Filtering and Full-Text Search

1) Why you need a search layer

Filtering and full-text search (FTS) provide quick access to data "by meaning," not just by primary keys. A properly designed search layer combines:

Strict filters (categories, dates, prices, access rights)
Full text (lexical match and ranking)
Facets (aggregates for navigation)
Hybrid Ranking (BM25/TF-IDF + Vector Embeddings)
Reliable protocols (cursor pagination, token TTL, cross-sharding)

2) Architectural picture

Components:

1. Ingest/ETL → normalization, deduplication, enrichment, building fields for the index.

2. Indexer → reverse index (tokens → documents), column structures, vector index (HNSW/IVF-PQ).

3. Query Layer → request parser, application of filters/access rights, shard scheduler, k-way merge.

4. Ranker → BM25 + LTR/Neural re-rank.

5. Serving → cache, cursors, facets, highlights, autocomplete.

6. Observability → latency, quality metrics, A/B experiments.

3) Data and index model

3. 1 Fields and analyzers

Types: keyword (even match), text (analyzed), numeric/date/geo, vector.
Analyzers: tokenization, normalization (lowercase, Unicode NFKC), filters (stopwords, stemming/lemmatization).
Multilingualism: per-field analyzers (ru, uk, en); ICU analysis; transliteration; consideration of diacritics.

3. 2 Reverse index (sparse)

Structure: term → posting list (docID, term freq, positions).
Ranking: BM25 (or classic TF-IDF) with field boosts.

3. 3 Vector index (dense)

Text embeddings (for example, 384-1024-dimensional).
ANN structures: HNSW, IVF-PQ, Flat (for small sets).
Cosine proximity/inner product; BM25 calibration (hybrid).

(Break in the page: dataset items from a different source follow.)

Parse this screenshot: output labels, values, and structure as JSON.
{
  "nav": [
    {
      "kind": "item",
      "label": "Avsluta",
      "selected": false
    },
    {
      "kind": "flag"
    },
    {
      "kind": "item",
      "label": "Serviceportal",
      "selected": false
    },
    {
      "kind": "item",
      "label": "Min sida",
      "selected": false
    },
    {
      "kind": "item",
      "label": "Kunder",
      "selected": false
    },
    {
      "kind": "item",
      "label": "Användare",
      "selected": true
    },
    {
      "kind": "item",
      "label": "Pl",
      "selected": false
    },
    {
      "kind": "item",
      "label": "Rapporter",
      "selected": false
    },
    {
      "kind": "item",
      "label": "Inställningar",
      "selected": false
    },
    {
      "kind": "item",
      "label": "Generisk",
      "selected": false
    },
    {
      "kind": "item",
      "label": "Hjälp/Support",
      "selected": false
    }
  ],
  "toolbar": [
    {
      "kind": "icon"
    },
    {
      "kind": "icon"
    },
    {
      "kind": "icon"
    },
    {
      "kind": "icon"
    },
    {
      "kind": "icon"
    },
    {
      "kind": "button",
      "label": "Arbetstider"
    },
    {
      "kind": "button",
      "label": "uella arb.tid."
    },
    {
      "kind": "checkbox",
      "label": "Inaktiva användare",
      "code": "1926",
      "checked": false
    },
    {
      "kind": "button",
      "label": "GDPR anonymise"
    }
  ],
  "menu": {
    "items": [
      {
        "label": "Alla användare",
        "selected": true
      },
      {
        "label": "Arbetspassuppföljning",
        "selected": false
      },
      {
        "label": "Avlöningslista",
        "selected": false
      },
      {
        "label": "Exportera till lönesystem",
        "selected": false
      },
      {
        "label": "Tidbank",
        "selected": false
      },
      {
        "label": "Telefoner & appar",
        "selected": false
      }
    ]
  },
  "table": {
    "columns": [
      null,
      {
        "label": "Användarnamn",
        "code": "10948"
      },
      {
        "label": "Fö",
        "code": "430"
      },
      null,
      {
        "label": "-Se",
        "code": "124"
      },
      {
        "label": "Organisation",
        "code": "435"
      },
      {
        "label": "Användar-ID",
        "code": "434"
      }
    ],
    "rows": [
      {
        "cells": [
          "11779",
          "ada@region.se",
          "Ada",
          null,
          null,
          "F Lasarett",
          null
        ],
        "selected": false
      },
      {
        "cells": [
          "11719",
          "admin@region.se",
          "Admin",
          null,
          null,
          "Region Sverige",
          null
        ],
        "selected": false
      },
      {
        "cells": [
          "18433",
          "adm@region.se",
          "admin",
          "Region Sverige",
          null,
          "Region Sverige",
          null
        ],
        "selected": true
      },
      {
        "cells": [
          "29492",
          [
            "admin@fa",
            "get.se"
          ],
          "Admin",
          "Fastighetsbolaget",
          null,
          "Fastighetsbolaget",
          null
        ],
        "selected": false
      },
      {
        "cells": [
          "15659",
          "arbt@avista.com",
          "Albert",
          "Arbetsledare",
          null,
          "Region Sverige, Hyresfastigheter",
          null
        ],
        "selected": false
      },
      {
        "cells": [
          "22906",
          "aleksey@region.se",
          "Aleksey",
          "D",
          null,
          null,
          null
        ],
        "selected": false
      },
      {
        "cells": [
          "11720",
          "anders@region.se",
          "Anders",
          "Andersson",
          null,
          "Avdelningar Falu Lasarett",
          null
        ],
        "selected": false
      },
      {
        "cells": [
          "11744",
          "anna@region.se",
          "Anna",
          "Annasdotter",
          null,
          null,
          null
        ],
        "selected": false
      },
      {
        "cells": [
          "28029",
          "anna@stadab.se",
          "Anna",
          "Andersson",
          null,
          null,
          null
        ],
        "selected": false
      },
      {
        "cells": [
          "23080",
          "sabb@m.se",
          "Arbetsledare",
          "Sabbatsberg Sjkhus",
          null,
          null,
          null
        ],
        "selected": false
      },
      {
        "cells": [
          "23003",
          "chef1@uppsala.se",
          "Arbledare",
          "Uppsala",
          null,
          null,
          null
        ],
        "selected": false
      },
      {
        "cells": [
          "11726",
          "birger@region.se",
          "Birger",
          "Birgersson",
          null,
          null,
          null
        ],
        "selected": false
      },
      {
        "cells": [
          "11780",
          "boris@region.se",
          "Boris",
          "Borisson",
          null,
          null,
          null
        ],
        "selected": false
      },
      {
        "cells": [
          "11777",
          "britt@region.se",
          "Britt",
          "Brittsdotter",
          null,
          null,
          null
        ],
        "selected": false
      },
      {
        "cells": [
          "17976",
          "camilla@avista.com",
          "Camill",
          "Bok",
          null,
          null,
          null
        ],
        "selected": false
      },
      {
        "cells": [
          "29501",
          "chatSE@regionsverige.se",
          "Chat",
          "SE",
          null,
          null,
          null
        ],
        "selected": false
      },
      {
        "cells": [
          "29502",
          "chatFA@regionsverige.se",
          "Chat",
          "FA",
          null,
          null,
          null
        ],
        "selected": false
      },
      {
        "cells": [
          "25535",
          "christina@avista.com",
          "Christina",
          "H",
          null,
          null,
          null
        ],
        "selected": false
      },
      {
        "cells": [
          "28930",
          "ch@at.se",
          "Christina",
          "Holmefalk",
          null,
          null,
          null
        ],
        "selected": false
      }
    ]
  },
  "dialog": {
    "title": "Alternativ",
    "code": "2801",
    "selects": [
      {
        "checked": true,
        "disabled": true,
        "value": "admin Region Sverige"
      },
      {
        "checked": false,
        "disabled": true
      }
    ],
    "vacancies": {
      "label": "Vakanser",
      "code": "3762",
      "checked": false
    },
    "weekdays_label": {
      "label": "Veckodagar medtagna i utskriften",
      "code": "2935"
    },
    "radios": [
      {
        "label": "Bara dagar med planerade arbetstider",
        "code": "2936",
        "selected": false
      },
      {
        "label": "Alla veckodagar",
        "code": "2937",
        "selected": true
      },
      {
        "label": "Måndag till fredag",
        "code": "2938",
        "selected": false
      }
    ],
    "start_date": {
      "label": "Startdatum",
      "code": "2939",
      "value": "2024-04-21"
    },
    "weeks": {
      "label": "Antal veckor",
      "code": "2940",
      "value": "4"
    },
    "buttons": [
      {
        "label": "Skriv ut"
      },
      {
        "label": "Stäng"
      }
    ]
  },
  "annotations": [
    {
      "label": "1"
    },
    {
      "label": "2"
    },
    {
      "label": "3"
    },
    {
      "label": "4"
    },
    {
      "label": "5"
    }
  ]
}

3. 4 Facets and aggregates

Precompute/column storage of values for fast counts.
Hierarchical facets (category/subcategory).
Ranges (price bins, dates).

4) Queries: filters + full-text + sort

4. 1 API Contracts (REST)

Request:


GET /v1/search? q = classic slots & limit = 20 & cursor =... & sort = score: desc, created _ at: desc
&filters=brand:("NetEnt","EGT"); price:[10 TO 50];published_at:[2024-01-01 TO ]
&facets=brand,year,price:range(0,10,20,50,100)

Response (fragment):

json
{
"items": [ { "id":"...", "title":"...", "score": 12. 3, "highlight": { "content": ["..."] } } ],
"facets": { "brand": [{"value":"NetEnt","count":123},...] },
"page": { "limit":20, "has_more":true, "next_cursor":"opaque-token" }
}

4. 2 GraphQL (simplified)

graphql type Query {
search(query: String!, filter: SearchFilter, first: Int, after: String, sort: [Sort!]): SearchConnection!
}

4. 3 gRPC

proto message SearchRequest {
string query = 1;
map<string,string> filters = 2;
int32 page_size = 3;
string page_token = 4; // курсор repeated string facets = 5;
}

5) Natural Language Processing (NLP)

Tokenization/normalization: Unicode-safe, hyphen/apostrophe accounting.
Stopwords: customization lists by language.
Stemming vs lemmatization: for ru/uk lemmatization is better (quality> speed).
Synonyms: bidirectional/directional dictionaries; dictionary versions with TTL.
Typos (fuzzy): Damerau-Levenshtein with distance restriction and exact match boosts.
N-grams/edge-ngrams: for autocomplete and hints.
Transliteration: "shch ↔" "u," "kyiv/kyiv" - correspondence rules.

6) Relevance and ranking

6. 1 Basic lexical scoring

BM25 with the 'k1', 'b' setting by collection.
Boosts by fields (title ^ 3, tags ^ 1. 5, body^1).
Freshness: 'score + = freshness_boost (decay (created_at))'.

6. 2 Behavioral cues

Click-through rate, dwell time, save to favorites (with anti-positional bayas).
Deduplication - Stitch together documents with ~ identical content (MinHash/SimHash).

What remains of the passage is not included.